Beacon Lighting is a relatively recent addition to the smaller companies fund. Their ability to source directly from factories has given them a margin advantage and, like Godfreys, an ability to reinvest in brand building. Beacon devotes a substantial amount of money toward marketing and outspends all the other independent lighting retailers put together - now that is a tough proposition to compete against.
The other end of the innovation spectrum is the low cost high value offer. Some businesses offer enormous amount of value to the customer for relatively little cost. The advent of the digital age has given rise to this. The ubiquity of broadband, both fixed line and mobile, as well as the creation of digital rights and data compression techniques has enabled some very successful business innovators. Consider Netflix. They offer a vast amount of all you can eat video content for $8.00 a month (only if you are a US based consumer). Spotify offers access to virtually all of the world’s music for $11.99 a month and Google offers – free search, free maps and free Gmail for the ancillary benefit of being able to charge advertisers who want access to internet searchers. Each of these models has given a huge amount of content or value to their customer base for a relatively small amount of money. In Australia, 3P Learning is a good example of this. 3P Learning owns the Mathletics and Reading Eggs apps. These are virtually ubiquitous apps for primary school children.
They offer a vast learning opportunity for children with feedback to teachers for a comparatively low price. Each year the
apps improve as do the learning diagnostics available to teachers (and hopefully to parents eventually).
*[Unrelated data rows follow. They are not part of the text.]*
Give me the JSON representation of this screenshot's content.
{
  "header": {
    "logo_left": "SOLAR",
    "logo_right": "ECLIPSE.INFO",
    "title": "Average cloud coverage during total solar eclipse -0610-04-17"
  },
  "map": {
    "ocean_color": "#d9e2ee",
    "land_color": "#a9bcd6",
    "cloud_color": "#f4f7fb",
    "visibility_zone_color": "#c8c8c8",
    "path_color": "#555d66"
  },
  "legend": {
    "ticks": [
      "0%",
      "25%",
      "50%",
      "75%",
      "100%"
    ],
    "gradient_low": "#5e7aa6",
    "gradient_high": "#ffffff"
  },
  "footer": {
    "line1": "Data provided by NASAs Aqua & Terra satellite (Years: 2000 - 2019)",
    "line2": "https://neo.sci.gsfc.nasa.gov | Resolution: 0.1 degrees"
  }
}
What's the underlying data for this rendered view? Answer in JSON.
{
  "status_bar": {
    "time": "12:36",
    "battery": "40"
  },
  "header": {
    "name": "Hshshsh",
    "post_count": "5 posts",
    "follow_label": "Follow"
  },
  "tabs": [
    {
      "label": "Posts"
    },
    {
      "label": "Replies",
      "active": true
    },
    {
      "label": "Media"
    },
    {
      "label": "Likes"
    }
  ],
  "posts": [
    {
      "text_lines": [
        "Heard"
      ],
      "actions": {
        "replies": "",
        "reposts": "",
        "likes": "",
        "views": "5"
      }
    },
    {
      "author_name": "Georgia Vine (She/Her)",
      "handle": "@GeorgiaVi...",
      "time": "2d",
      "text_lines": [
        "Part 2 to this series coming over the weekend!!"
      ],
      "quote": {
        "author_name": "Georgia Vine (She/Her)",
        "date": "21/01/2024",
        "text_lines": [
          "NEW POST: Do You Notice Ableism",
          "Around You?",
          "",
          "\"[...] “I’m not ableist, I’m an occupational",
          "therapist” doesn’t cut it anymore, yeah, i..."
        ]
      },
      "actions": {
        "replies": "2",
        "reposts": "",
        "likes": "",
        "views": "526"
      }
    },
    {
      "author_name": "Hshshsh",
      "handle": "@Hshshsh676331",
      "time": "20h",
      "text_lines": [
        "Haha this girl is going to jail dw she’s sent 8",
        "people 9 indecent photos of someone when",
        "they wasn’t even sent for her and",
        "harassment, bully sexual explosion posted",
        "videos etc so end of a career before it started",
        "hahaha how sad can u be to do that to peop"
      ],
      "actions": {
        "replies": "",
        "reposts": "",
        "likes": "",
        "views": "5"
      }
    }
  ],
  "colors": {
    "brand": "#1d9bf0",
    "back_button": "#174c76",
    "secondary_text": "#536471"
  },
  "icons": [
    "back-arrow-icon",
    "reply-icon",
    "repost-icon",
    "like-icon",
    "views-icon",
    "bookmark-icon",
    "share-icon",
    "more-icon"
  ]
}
The last business category of course is the high cost low value one. Any business ending up in this quadrant will be a headline in the business obituaries section.
With the market now in negative territory for the year, a slowing domestic and international economy and relatively full valuations we continue to have a cautious outlook. In smaller company investing you can’t rely on the stock market to be ‘open’ for capital raisings if you get into trouble. Consequently, we are more focussed than ever on cashflow generation, sound businesses and valuations. We also prefer managers who continue to use the power of innovation and capital management to be able to inch out advantages over their competition.